THE Formula One circus has made its way Down Under for the start of the new season with final preparations under way at Melbourne’s Albert Park.

Reigning champion Lewis Hamilton (pictured above) will be looking to make it three titles in a row in his Mercedes, but Ferrari’s Sebastian Vettel will be fighting hard to end a six-year championship drought and Daniel Ricciardo, Charles Leclerc and Pierre Gasly will want to impress their new bosses.

Here, we take a closer look at the major talking points ahead of the Australian Grand Prix, the season’s curtain raiser.

New Year’s resolutions

The start of any new season inevitably leads to questions about how the following eight months will pan out.

Hamilton will be looking to draw first blood in his battle against the Ferraris of Vettel and Leclerc in Australia, but could his Mercedes teammate Valtteri Bottas emerge from a torrid — and winless — 2018 and put the pressure on the reigning champion?

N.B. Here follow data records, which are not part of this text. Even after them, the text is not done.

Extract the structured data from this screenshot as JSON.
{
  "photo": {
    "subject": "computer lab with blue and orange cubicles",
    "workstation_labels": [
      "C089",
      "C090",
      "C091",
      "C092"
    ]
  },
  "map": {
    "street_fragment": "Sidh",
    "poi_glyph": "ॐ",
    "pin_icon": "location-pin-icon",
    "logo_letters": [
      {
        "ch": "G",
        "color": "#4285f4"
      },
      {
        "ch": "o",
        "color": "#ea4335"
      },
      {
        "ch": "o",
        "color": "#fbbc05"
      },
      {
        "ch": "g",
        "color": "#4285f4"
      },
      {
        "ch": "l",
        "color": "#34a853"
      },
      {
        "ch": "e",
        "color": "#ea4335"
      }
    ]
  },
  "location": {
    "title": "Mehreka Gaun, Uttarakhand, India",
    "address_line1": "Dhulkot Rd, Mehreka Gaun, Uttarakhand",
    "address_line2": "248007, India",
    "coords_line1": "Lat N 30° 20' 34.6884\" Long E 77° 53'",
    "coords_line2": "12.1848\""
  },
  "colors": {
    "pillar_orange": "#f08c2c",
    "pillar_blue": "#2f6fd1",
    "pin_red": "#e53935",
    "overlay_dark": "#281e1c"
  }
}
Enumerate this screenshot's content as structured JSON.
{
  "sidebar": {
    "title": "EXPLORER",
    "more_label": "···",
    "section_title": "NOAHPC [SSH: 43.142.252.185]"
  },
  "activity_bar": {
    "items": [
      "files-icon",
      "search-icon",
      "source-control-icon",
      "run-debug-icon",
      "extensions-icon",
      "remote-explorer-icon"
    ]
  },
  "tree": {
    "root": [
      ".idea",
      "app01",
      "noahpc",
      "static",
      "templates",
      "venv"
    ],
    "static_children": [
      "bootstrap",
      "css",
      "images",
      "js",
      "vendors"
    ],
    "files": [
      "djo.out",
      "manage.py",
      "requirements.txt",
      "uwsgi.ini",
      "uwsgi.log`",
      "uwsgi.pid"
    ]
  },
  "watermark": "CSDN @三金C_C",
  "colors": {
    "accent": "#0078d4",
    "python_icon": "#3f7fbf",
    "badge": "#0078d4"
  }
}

The aforementioned Leclerc may well look to set out his stall on the streets of Melbourne in his new seat at Ferrari, and Nico Hulkenberg will be battling new recruit but old hand Ricciardo to be deemed top dog in the Renault garage.

Third time’s a charm

Sebastian Vettel (pictured) will be hoping to continue his purple patch at Albert Park, having taken the chequered flag in 2017 and 2018. A third consecutive victory would draw him equal with all-time record holder Michael Schumacher, who had four wins in Australia.

On the face of it the ingredients are there, with Ferrari performing strongly over the winter period and the German’s appetite still apparent.

The Italian outfit have undergone a management change in the off-season, with former technical chief Mattia Binotto now heading up their challenge and saying the new rules — adaptions to the front and rear wing designs to spice up the racing — could be a game changer.

Bulls on the charge

Red Bull and Renault enjoyed a fruitful relationship in the early 2010s with the French firm providing the engines which launched Vettel and Red Bull Racing to four consecutive championships. But the pairing soured and Max Verstappen and Pierre Gasly will be driving Honda-powered units in 2019.

Will it work? McLaren blamed Honda for their miserable failings in recent years and paid a sizeable amount to ditch the Japanese manufacturer, but Toro Rosso managed to put the Honda engine to good use last year.

Back in pole position

Robert Kubica will complete one of the most impressive sporting comebacks when he takes to the grid in his Williams in Melbourne eight years after he was nearly killed in a rallying accident.

His five-season F1 career, which yielded one victory and 12 podiums to rank him among the finest drivers on the grid, was brought to a terrifying halt in 2010 at the Ronde di Andora in northern Italy.

The 34-year-old (above) will be partnered with Britain’s George Russell for Williams, who will both be looking to improve on 2018 when they finished last in the constructors championship.

Far from pointless?

For the first time since 1959, a point will be awarded for the driver who completes the fastest lap around the 3.296-mile circuit and is among the top 10 finishers. The rule change means 21 extra points will be on offer throughout the F1 season and therefore could have repercussions at the end of the campaign.

What difference will it make? It’s hard to know. Ross Brawn has said the idea is something that ‘improves the show whilst maintaining the integrity of our sport’, and it may result in a few drivers pushing hard towards the end of the race not for a podium, but for pride.